The 5th Annual Flip Flop Festival is this weekend. So much is happening this year. There's the traditional core educational activities for prospective flip floppers, including pack shakedowns, and well as social activities.

There are also guided hikes, a group bike ride, bird watching (full - sorry), yoga at 8am tomorrow, a Festival Quest across 14 businesses that each have a state sheet with a fun fact about flip floppers (with cash prizes for winners), bands, and vendors. There are games for kids, a hike "for kids of all ages," the African American History Hike, hikes and talks about historic areas within the park, two flip flopper kick-offs (one Sunday and one Monday).

The town is having their own craft beer and wine tasting at the gazebo, 2 short blocks from ATC, in an event not officially part of the Flip Flop Festival, on Saturday afternoon.

REI is offering gear repair and water filtering clinics, a storytelling hour with 2 staff member (including James Randall, of the "Don't Be That Guy" Leave No Trace video series (not "that guy," the other guy), Anne "Shivers" Baker from ATC, and Eliane "Tumblelina" Coates, followed by a Celebration of Flip Floppers. Blue Ridge Bucha will be there, and in the afternoon there's a ring toss for prizes from REI. It's not easy, but even if you don't win a prize, the proceeds from ticket sales benefit ATC. Same for the Blue Ridge Bucha sales. All at The Barn of Harpers Ferry.

For the first time, a free shuttle is being offered, that runs from Harpers Ferry Middle School at the far end of Bolivar all the way to lower town Harpers Ferry.

The program ends with a night-sky viewing program being offered Sunday 8:30-9:30pm

All the details are at www.flipflopfestival.org.


Oh, and here is one of the most interesting and novel programs :

Sunday at noon on Forest Bathing: Reconnect with Wild Places
1:30p – 3:00p | – The Joy of Forest Bathing: Reconnect with Wild Places and Rejuvenate Your Life (at ATC).
by Melanie Choukas-Bradley.
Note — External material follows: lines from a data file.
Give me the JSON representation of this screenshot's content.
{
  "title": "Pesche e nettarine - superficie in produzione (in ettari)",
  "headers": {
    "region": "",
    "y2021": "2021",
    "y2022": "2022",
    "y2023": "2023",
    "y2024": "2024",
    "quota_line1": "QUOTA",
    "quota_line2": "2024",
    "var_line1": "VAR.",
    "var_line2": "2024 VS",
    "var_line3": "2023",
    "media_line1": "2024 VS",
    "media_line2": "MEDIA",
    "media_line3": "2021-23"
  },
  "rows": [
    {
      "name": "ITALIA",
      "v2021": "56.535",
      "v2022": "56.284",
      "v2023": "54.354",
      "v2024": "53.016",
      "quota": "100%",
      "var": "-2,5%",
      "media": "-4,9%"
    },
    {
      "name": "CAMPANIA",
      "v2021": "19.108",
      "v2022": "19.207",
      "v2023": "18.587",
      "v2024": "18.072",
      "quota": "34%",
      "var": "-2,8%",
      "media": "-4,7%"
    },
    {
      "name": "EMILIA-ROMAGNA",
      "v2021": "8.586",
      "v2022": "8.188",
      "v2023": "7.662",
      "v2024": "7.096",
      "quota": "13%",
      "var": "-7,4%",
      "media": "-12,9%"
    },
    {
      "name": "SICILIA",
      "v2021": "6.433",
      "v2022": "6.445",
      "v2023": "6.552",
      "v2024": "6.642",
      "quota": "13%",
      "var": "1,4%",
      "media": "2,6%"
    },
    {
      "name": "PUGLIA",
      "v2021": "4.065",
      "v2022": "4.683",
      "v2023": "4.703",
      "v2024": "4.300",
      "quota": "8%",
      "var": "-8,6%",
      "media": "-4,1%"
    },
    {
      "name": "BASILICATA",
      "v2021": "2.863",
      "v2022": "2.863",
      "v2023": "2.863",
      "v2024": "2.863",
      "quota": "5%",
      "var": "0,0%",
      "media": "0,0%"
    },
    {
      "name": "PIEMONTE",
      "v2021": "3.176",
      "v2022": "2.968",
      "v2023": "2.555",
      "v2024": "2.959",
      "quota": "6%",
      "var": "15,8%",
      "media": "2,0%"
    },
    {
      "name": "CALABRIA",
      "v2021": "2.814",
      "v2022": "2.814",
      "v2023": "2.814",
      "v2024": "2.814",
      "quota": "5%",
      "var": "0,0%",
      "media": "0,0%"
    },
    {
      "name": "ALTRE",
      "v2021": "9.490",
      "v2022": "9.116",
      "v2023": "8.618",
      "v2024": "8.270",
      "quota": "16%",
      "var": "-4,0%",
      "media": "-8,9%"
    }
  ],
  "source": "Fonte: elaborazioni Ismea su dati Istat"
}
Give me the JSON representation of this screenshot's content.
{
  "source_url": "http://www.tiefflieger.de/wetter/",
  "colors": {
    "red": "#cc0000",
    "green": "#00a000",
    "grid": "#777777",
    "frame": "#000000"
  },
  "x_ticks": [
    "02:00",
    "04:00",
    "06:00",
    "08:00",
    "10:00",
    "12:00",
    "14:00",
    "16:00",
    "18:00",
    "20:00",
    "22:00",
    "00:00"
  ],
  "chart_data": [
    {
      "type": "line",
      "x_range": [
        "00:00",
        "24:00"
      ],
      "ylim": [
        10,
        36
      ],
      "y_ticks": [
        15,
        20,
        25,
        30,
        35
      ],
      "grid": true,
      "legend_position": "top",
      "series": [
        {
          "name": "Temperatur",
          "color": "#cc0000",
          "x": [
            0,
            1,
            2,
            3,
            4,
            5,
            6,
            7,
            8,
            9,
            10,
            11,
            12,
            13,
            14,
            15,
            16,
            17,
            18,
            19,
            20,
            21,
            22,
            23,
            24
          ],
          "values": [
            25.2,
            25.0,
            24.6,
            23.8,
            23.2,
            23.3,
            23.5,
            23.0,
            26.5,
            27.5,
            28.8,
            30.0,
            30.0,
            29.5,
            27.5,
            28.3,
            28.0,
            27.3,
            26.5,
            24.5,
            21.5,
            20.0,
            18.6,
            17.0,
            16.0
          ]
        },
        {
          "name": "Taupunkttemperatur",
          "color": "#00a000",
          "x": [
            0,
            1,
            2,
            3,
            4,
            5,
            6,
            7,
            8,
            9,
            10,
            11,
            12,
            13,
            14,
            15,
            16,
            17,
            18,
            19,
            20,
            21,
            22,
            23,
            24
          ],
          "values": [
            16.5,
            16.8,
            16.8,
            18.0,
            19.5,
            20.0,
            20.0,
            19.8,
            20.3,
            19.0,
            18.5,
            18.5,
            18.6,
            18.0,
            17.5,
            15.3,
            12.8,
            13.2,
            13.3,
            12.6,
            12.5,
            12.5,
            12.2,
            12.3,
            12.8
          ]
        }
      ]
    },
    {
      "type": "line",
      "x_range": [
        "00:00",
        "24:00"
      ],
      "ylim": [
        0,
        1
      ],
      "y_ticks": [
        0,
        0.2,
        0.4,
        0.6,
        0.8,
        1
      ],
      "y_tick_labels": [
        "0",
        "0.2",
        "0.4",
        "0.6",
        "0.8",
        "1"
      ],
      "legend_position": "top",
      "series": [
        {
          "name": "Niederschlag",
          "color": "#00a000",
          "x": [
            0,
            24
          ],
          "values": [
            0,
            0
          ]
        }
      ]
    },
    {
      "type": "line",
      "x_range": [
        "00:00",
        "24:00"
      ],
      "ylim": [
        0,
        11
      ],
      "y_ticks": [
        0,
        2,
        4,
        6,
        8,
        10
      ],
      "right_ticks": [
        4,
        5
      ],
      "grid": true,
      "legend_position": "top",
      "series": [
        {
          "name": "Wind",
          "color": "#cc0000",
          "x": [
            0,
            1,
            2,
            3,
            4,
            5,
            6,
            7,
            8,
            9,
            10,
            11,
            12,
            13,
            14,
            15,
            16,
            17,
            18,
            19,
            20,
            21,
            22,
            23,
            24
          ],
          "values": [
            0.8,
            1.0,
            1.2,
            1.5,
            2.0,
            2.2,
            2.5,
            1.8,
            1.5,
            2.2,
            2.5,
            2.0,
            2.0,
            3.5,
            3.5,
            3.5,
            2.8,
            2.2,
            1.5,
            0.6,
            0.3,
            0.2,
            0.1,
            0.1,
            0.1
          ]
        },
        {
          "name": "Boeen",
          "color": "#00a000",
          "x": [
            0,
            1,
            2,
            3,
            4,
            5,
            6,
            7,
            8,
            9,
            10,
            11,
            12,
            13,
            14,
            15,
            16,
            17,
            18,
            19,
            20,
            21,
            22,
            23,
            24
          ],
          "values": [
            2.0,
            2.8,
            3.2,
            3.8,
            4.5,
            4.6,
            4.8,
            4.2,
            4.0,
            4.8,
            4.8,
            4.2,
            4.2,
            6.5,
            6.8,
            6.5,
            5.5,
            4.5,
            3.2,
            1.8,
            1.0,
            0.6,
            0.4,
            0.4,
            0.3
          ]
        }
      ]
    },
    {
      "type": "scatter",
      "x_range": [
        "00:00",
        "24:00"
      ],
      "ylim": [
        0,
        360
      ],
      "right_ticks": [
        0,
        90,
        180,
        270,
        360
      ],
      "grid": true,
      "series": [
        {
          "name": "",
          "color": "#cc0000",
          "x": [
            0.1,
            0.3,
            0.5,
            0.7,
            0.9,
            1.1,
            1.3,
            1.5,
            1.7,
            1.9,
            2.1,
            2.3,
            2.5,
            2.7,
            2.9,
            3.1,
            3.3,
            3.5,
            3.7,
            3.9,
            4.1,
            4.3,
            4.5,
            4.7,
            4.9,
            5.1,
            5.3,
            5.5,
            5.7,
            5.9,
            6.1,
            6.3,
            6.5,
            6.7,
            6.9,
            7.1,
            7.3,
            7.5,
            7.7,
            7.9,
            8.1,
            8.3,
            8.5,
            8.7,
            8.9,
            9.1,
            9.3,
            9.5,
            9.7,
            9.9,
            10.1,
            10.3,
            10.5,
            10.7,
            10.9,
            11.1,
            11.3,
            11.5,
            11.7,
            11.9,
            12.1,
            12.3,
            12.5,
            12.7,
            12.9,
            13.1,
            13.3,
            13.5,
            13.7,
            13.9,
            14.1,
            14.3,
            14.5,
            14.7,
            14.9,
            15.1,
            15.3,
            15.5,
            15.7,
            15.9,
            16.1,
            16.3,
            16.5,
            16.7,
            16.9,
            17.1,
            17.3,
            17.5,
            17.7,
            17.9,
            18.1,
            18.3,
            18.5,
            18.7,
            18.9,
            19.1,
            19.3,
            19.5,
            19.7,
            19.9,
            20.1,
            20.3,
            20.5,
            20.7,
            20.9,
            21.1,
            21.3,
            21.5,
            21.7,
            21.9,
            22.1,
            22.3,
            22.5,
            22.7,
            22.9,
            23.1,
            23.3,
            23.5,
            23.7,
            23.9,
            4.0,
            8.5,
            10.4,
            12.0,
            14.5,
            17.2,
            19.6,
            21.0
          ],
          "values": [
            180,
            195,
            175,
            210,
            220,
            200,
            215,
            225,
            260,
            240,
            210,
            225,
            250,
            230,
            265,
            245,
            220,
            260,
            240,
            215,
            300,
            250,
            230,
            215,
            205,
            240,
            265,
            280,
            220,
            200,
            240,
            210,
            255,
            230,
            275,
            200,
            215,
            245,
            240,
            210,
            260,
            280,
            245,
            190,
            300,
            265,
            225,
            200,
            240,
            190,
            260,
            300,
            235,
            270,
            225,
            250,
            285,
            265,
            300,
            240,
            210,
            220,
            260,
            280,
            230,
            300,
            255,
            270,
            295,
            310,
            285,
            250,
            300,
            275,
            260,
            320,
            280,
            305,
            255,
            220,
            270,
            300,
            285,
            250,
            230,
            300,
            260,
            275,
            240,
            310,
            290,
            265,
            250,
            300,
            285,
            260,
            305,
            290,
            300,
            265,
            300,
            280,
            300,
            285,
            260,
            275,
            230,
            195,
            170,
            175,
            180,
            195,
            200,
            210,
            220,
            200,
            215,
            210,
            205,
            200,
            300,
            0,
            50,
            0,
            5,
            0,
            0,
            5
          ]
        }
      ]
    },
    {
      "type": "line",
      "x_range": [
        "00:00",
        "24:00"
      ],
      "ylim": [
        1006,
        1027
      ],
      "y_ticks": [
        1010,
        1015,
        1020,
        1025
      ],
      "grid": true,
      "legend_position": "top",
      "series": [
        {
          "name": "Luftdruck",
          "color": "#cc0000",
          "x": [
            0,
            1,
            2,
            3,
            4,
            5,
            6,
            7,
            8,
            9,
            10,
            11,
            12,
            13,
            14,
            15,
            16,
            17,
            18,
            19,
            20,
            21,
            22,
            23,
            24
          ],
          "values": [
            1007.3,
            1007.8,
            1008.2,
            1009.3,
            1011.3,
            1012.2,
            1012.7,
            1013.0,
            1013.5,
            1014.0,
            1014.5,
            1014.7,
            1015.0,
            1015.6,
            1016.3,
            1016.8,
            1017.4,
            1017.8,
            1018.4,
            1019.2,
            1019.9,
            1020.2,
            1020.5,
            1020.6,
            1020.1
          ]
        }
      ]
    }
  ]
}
There’s a growing body of evidence that the practice of forest bathing – known as “Shinrin-yoku” in Japan, where the phenomenon started – can help boost immunity and mood and help reduce stress. Forest therapy is now gaining popularity as a way to reconnect with nature for health and many other benefits. Melanie Choukas-Bradley, certified forest therapy guide and author of The Joy of Forest Bathing, joins us for a talk on the practice and benefits of forest bathing. The A.T. footpath where it is heavily traveled may not be the most conducive place to do this, but I would love to see local trail clubs identify places in the corridor, in non-peak times, where people could do this. Of course anyone can take 5 minutes during a hike to do a little forest bathing.

If you've ever wondered what Benton MacKaye meant when he talked about this: "to walk, to see, and to see what you"--then I think this is it.